# Help with getting a "Fizzy" Smell



## Fracas (Sep 22, 2010)

Hello everyone 

I recently bought an oil perfume from an E-Tailer and it had an amazing fizzy smell to it. It was so real, like it was carbonated!

I was wondering if anyone could help me identify what fragrance oil would give this result? Its definitely a fragrance oil blend, no aroma-chemicals or anything sophisticated like that. I'm sitting here sniffing at it and dying to know what can give this fizzy impression so I can make some blends up myself. This particular blend was fizzy passionfruit. 

Thanks


----------



## kaelily (Sep 22, 2010)

Champagne from Brambleberry smells "fizzy" to me.  I think it smells like pop/ginger ale...and I usually blend it with my fruity fragrances to give it that "kick".


----------



## Fracas (Sep 22, 2010)

That kaelily, will keep that in mind. I'm also wondering if a sherbet oil was used, I haven't come across one but someone else may have?


----------



## Woodi (Sep 22, 2010)

Yuzu smells fizzy to me.


----------



## Tabitha (Sep 22, 2010)

wholesalesuppliesplus.com as a white tea thyat smells fizzy to me. I do not think it smells like tea at all.


----------



## DottieF. (Sep 22, 2010)

BrambleBerry's Ginger Fish smells fizzy to me. Not quite ginger ale but somewhere between ginger ale and Spirte. Still nice and fizzy.


----------



## IrishLass (Sep 23, 2010)

Daystar's Paradise is like sniffing a freshly opened can/bottle of Sprite to me. It's amazing how the carbonation comes across so realistically in my soap.

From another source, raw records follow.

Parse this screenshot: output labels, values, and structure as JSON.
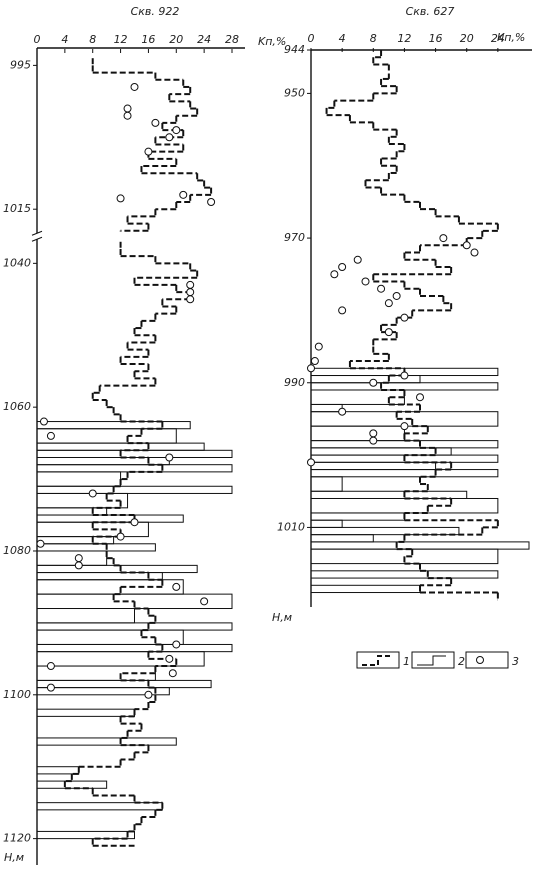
{
  "chart_data": [
    {
      "type": "well-log",
      "title": "Скв. 922",
      "xlabel": "Kп,%",
      "ylabel": "H,м",
      "xlim": [
        0,
        28
      ],
      "xticks": [
        0,
        4,
        8,
        12,
        16,
        20,
        24,
        28
      ],
      "ylim": [
        993,
        1122
      ],
      "yticks": [
        995,
        1015,
        1040,
        1060,
        1080,
        1100,
        1120
      ],
      "axis_break": [
        1018,
        1037
      ],
      "curve": {
        "x": [
          994,
          995,
          996,
          997,
          998,
          999,
          1000,
          1001,
          1002,
          1003,
          1004,
          1005,
          1006,
          1007,
          1008,
          1009,
          1010,
          1011,
          1012,
          1013,
          1014,
          1015,
          1016,
          1017,
          1018,
          1019,
          1037,
          1038,
          1039,
          1040,
          1041,
          1042,
          1043,
          1044,
          1045,
          1046,
          1047,
          1048,
          1049,
          1050,
          1051,
          1052,
          1053,
          1054,
          1055,
          1056,
          1057,
          1058,
          1059,
          1060,
          1061,
          1062,
          1063,
          1064,
          1065,
          1066,
          1067,
          1068,
          1069,
          1070,
          1071,
          1072,
          1073,
          1074,
          1075,
          1076,
          1077,
          1078,
          1079,
          1080,
          1081,
          1082,
          1083,
          1084,
          1085,
          1086,
          1087,
          1088,
          1089,
          1090,
          1091,
          1092,
          1093,
          1094,
          1095,
          1096,
          1097,
          1098,
          1099,
          1100,
          1101,
          1102,
          1103,
          1104,
          1105,
          1106,
          1107,
          1108,
          1109,
          1110,
          1111,
          1112,
          1113,
          1114,
          1115,
          1116,
          1117,
          1118,
          1119,
          1120,
          1121
        ],
        "values": [
          8,
          8,
          17,
          21,
          22,
          19,
          22,
          23,
          20,
          18,
          21,
          17,
          21,
          16,
          20,
          15,
          23,
          24,
          25,
          22,
          20,
          17,
          13,
          16,
          12,
          null,
          12,
          12,
          17,
          22,
          23,
          14,
          20,
          22,
          18,
          20,
          17,
          15,
          14,
          17,
          13,
          16,
          12,
          16,
          14,
          17,
          9,
          8,
          10,
          11,
          12,
          18,
          15,
          13,
          16,
          12,
          16,
          18,
          13,
          12,
          11,
          10,
          12,
          8,
          14,
          8,
          12,
          8,
          10,
          10,
          11,
          12,
          16,
          18,
          12,
          11,
          14,
          16,
          17,
          16,
          15,
          17,
          18,
          16,
          20,
          17,
          12,
          16,
          17,
          17,
          16,
          14,
          12,
          15,
          13,
          12,
          16,
          14,
          12,
          6,
          5,
          4,
          8,
          14,
          18,
          17,
          15,
          14,
          13,
          8,
          14
        ]
      },
      "intervals": {
        "top": [
          1062,
          1063,
          1065,
          1066,
          1067,
          1068,
          1069,
          1071,
          1072,
          1074,
          1075,
          1076,
          1078,
          1079,
          1080,
          1082,
          1083,
          1084,
          1086,
          1088,
          1090,
          1091,
          1093,
          1094,
          1096,
          1098,
          1099,
          1102,
          1106,
          1110,
          1112,
          1115,
          1119
        ],
        "bottom": [
          1063,
          1065,
          1066,
          1067,
          1068,
          1069,
          1071,
          1072,
          1074,
          1075,
          1076,
          1078,
          1079,
          1080,
          1082,
          1083,
          1084,
          1086,
          1088,
          1090,
          1091,
          1093,
          1094,
          1096,
          1098,
          1099,
          1100,
          1103,
          1107,
          1111,
          1113,
          1116,
          1120
        ],
        "values": [
          22,
          20,
          24,
          28,
          19,
          28,
          12,
          28,
          13,
          10,
          21,
          16,
          11,
          17,
          10,
          23,
          18,
          21,
          28,
          14,
          28,
          21,
          28,
          24,
          17,
          25,
          19,
          14,
          20,
          6,
          10,
          18,
          14
        ]
      },
      "points": {
        "x": [
          998,
          1001,
          1002,
          1003,
          1004,
          1005,
          1007,
          1013,
          1013.5,
          1014,
          1043,
          1044,
          1045,
          1062,
          1064,
          1067,
          1072,
          1076,
          1078,
          1079,
          1081,
          1082,
          1085,
          1087,
          1093,
          1095,
          1096,
          1097,
          1099,
          1100
        ],
        "values": [
          14,
          13,
          13,
          17,
          20,
          19,
          16,
          21,
          12,
          25,
          22,
          22,
          22,
          1,
          2,
          19,
          8,
          14,
          12,
          0.5,
          6,
          6,
          20,
          24,
          20,
          19,
          2,
          19.5,
          2,
          16
        ]
      }
    },
    {
      "type": "well-log",
      "title": "Скв. 627",
      "xlabel": "Kп,%",
      "ylabel": "H,м",
      "xlim": [
        0,
        28
      ],
      "xticks": [
        0,
        4,
        8,
        12,
        16,
        20,
        24
      ],
      "ylim": [
        944,
        1021
      ],
      "yticks": [
        944,
        950,
        970,
        990,
        1010
      ],
      "curve": {
        "x": [
          944,
          945,
          946,
          948,
          949,
          950,
          951,
          952,
          953,
          954,
          955,
          956,
          957,
          958,
          959,
          960,
          961,
          962,
          963,
          964,
          965,
          966,
          967,
          968,
          969,
          970,
          971,
          972,
          973,
          974,
          975,
          976,
          977,
          978,
          979,
          980,
          981,
          982,
          983,
          984,
          985,
          986,
          987,
          988,
          989,
          990,
          991,
          992,
          993,
          994,
          995,
          996,
          997,
          998,
          999,
          1000,
          1001,
          1002,
          1003,
          1004,
          1005,
          1006,
          1007,
          1008,
          1009,
          1010,
          1011,
          1012,
          1013,
          1014,
          1015,
          1016,
          1017,
          1018,
          1019,
          1020
        ],
        "values": [
          9,
          8,
          10,
          9,
          11,
          8,
          3,
          2,
          5,
          8,
          11,
          10,
          12,
          11,
          9,
          11,
          10,
          7,
          9,
          12,
          14,
          16,
          19,
          24,
          22,
          20,
          14,
          12,
          16,
          18,
          8,
          12,
          14,
          17,
          18,
          13,
          11,
          9,
          11,
          8,
          8,
          10,
          5,
          12,
          10,
          9,
          12,
          10,
          14,
          11,
          13,
          15,
          12,
          14,
          16,
          12,
          18,
          16,
          14,
          15,
          12,
          18,
          15,
          12,
          24,
          22,
          12,
          11,
          13,
          12,
          14,
          15,
          18,
          14,
          24,
          24
        ]
      },
      "intervals": {
        "top": [
          988,
          989,
          990,
          991,
          993,
          994,
          996,
          998,
          999,
          1000,
          1001,
          1002,
          1003,
          1005,
          1006,
          1008,
          1009,
          1010,
          1011,
          1012,
          1013,
          1016,
          1018
        ],
        "bottom": [
          989,
          990,
          991,
          993,
          994,
          996,
          998,
          999,
          1000,
          1001,
          1002,
          1003,
          1005,
          1006,
          1008,
          1009,
          1010,
          1011,
          1012,
          1013,
          1015,
          1017,
          1019
        ],
        "values": [
          24,
          14,
          24,
          12,
          4,
          24,
          12,
          24,
          18,
          24,
          16,
          24,
          4,
          20,
          24,
          12,
          4,
          19,
          8,
          28,
          24,
          24,
          14
        ]
      },
      "points": {
        "x": [
          970,
          971,
          972,
          973,
          974,
          975,
          976,
          977,
          978,
          979,
          980,
          981,
          983,
          985,
          987,
          988,
          989,
          990,
          992,
          994,
          996,
          997,
          998,
          1001
        ],
        "values": [
          17,
          20,
          21,
          6,
          4,
          3,
          7,
          9,
          11,
          10,
          4,
          12,
          10,
          1,
          0.5,
          0,
          12,
          8,
          14,
          4,
          12,
          8,
          8,
          0
        ]
      }
    }
  ],
  "legend": {
    "labels": [
      "1",
      "2",
      "3"
    ]
  }
}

I get a lot of positive comments and requests for my 'Sprite' soap (I label it 'Sparkling Lime Cooler', but everyone calls it my 'Sprite' soap).

IrishLass


----------



## Fracas (Sep 26, 2010)

Thanks for all your suggestions, I at least have a place to start. This is all very exciting, I am just starting out with fragrance oil blending and looking forward to producing my own fragrances


----------



## Bubbles Galore (Sep 29, 2010)

kaelily said:
			
		

> Champagne from Brambleberry smells "fizzy" to me.  I think it smells like pop/ginger ale...and I usually blend it with my fruity fragrances to give it that "kick".



Yep, Champagne smells fizzy to me too.  :wink:


----------



## rubyslippers (Sep 30, 2010)

Bubbles Galore said:
			
		

> kaelily said:
> 
> 
> 
> ...



Me too!  Just got a sample of it today from BB and it smells like ginger ale fizz!


----------